Die neue Sehn­sucht nach der Hei­mat

am 4. November 2021 um 19:00 Uhr in Gülzow

Heimat war ein Programm in der von der Zivilisations- und Fortschrittskritik geprägten Heimatschutzbewegung der Gründerzeit – den Jahrzehnten vor und gleich nach 1900. Heimat war aber auch ein Propagandawort im Kolonialismus und im Nationalsozialismus. Nach 1945 lag diese Heimat in Trümmern – der Begriff Heimat wurde wegen seines Miss-brauchs in der Hitlerdiktatur tabuisiert. Doch Heimat wird nicht durch Programme oder Propaganda bestimmt, sondern trägt seine Bestimmung in sich selbst: Heim, Haus, Schutz, Sesshaftigkeit schwingen in diesem Wort mit – Verwurzelung in Orten und Landschaften, Beziehungen zu Menschen und zu landschaftstypischen kulturellen Ausdrucksformen. Wohl keine andere Sprache auf dem europäischen Kontinent umfasst ein so großes Spektrum an Bedeutungsfacetten wie das Deutsche.
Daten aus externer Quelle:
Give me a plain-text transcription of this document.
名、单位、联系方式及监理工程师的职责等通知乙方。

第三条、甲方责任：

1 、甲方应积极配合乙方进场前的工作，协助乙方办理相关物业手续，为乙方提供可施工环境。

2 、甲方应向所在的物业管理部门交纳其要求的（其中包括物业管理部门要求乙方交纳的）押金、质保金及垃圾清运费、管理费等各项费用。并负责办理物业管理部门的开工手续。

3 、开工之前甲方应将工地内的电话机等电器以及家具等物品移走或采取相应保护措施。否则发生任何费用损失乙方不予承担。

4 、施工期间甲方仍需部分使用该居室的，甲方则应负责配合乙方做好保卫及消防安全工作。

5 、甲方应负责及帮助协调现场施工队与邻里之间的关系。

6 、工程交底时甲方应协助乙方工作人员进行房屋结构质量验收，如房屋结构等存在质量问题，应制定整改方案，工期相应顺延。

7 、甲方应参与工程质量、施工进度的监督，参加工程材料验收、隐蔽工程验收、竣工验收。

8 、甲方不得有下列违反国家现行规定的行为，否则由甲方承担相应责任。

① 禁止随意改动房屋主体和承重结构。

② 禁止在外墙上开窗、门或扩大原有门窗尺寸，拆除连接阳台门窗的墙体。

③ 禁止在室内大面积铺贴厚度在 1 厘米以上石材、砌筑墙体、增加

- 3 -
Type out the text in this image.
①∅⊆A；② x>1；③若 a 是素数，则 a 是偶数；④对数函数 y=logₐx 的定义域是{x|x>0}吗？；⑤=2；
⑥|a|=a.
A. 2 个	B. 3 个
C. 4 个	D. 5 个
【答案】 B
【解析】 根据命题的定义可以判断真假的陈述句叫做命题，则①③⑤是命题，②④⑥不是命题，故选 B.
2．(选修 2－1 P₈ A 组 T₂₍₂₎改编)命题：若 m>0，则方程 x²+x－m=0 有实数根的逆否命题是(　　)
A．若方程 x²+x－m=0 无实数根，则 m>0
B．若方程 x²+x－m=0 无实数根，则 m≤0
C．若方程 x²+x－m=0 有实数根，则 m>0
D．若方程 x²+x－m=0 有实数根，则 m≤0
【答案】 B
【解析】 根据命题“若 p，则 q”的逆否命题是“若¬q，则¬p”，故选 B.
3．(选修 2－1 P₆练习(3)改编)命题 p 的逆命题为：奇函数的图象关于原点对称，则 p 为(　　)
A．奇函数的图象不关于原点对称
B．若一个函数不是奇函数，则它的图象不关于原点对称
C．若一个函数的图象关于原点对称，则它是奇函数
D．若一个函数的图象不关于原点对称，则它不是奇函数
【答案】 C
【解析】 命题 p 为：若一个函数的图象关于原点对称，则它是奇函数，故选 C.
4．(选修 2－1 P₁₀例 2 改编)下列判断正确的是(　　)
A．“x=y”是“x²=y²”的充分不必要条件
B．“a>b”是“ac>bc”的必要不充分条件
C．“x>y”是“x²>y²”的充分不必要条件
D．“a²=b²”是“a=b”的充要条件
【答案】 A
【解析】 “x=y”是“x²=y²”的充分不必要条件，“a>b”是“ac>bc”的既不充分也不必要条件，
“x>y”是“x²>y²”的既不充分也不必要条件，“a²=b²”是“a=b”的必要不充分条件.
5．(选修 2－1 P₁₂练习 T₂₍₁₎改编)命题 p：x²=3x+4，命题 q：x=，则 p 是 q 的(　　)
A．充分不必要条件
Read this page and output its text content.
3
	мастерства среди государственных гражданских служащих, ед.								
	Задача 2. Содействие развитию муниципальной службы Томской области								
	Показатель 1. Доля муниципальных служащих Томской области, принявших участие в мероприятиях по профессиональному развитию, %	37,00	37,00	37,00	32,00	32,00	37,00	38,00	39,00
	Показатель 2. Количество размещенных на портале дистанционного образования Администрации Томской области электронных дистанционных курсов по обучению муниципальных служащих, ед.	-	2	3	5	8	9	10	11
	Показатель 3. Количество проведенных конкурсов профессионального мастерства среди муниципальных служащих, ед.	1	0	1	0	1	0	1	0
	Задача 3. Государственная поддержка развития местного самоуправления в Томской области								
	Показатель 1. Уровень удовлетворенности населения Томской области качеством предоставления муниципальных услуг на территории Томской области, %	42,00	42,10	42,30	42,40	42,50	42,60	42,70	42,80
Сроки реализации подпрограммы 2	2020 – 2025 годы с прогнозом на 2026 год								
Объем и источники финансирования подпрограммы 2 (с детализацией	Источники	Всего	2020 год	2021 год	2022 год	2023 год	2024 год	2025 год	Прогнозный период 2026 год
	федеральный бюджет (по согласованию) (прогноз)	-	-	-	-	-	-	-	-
Der Begriff Heimat bringt ein anthropologisches Bedürfnis zur Geltung, gerade in einer Zeit, in der Neoliberalismus und Globalisierung uns Menschen zu ohnmächtigen Bürgern machen; in denen das Gefühl wächst, nirgendwo mehr zu Hause zu sein; in der deshalb für viele die Gefahr wächst, sich nationalistischen Positionen zuzuwenden. Der Referent wird in seinem Vortrag die Missverständnisse in Sachen Heimat analysieren. Er will zeigen, dass nichts so verletzlich ist wie unsere Heimat; dass es keine abstrakte Heimat gibt, sondern dass Heimat – auch die in unserem Kopf – immer konkret ist und deshalb verletzlich. »Wir brauchen die universelle existentielle Matrix Heimat zum Leben wie die Atemluft«, sagt Professor Reichstein. In der neuen Sehnsucht nach Heimat mache sich diese als Erfordernis bemerkbar.

 

Eine Kooperation mit dem Verein Heimatgeschichte Gülzow und dem Kreativausschuss MarktTreff.